Something was odd about the pub we found ourselves in on Saturday evening, but it took us a few minutes to work out what: the landlord was wearing a shirt and tie.
We’ve been served in pubs by unshaven, bleary-eyed chaps in their slippers; teenagers in corporate polo shirts; or, y’know, normal people in normal clothes. But it was the first time we’ve seen a shirt and tie on a landlord for as long as we can remember.
Reading between the lines, we realised that we were in what, until recently, had been a rough pub, now under new management.
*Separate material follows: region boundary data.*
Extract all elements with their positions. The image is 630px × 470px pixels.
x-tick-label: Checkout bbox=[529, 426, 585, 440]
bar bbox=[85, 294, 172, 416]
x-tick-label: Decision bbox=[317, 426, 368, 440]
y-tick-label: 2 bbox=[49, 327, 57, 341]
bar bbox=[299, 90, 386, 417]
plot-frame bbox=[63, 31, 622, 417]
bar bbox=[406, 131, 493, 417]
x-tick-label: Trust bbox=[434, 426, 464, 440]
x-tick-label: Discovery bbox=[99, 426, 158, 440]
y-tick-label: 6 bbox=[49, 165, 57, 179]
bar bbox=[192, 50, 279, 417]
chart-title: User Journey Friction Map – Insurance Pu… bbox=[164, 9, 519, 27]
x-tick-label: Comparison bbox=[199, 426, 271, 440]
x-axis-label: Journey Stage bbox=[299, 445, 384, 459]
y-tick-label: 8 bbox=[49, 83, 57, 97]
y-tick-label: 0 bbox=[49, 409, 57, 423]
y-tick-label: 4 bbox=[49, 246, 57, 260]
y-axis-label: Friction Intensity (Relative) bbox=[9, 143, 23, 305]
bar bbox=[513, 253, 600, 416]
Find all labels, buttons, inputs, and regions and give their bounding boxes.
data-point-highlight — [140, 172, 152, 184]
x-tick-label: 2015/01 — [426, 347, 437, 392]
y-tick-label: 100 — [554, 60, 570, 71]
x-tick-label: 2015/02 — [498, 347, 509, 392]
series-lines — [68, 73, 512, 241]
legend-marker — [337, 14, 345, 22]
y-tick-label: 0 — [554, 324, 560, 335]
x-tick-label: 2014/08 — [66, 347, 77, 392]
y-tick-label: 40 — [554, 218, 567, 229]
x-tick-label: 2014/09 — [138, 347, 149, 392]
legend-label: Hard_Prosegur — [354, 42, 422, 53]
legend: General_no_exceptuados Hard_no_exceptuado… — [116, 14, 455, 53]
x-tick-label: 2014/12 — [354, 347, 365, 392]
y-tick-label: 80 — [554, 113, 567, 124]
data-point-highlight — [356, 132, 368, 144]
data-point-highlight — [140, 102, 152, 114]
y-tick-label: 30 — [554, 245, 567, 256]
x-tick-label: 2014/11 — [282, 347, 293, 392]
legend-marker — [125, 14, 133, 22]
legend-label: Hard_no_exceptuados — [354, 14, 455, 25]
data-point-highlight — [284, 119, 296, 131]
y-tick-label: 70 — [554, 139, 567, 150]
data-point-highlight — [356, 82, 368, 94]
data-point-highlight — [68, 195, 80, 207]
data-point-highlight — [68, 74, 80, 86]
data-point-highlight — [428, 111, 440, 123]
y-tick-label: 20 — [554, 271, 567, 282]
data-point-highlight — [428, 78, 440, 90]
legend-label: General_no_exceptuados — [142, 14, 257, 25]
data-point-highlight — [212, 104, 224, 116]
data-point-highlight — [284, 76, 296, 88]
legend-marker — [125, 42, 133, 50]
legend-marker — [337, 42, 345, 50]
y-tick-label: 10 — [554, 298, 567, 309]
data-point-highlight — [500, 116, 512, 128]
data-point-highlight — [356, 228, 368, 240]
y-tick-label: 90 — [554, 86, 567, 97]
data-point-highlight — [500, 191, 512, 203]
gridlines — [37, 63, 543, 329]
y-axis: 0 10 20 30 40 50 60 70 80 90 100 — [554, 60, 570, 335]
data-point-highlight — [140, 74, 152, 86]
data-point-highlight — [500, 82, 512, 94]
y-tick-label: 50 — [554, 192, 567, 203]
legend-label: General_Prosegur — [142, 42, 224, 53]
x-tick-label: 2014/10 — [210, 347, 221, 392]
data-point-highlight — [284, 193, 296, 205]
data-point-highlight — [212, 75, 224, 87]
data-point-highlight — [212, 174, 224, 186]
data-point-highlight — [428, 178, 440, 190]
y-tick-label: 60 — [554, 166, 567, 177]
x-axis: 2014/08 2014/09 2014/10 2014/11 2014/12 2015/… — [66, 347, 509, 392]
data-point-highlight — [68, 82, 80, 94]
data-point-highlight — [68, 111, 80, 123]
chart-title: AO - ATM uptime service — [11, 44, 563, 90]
The tie was an attempt — a reasonably successful one — to set the tone.
Turning around a really rough ‘Murderer’s Arms’-type boozer is a tough job. The most successful attempt we’ve ever seen was in Walthamstow. There, the Nags Head [sic] closed for several months while it was fumigated and refurbished. When it re-opened, there was jazz playing, zebra-pattern tablecloths and a carousel of olives.
Short of putting up a sign saying “NO RIFF RAFF” (or the only slightly more subtle “NO WORK CLOTHES”) these little signals are a publican’s most powerful way of choosing their clientele.
We define a rough pub as one where, as a bare minimum, you get stared at menacingly. Our favourite pubs are those where no-one pays us any attention at all.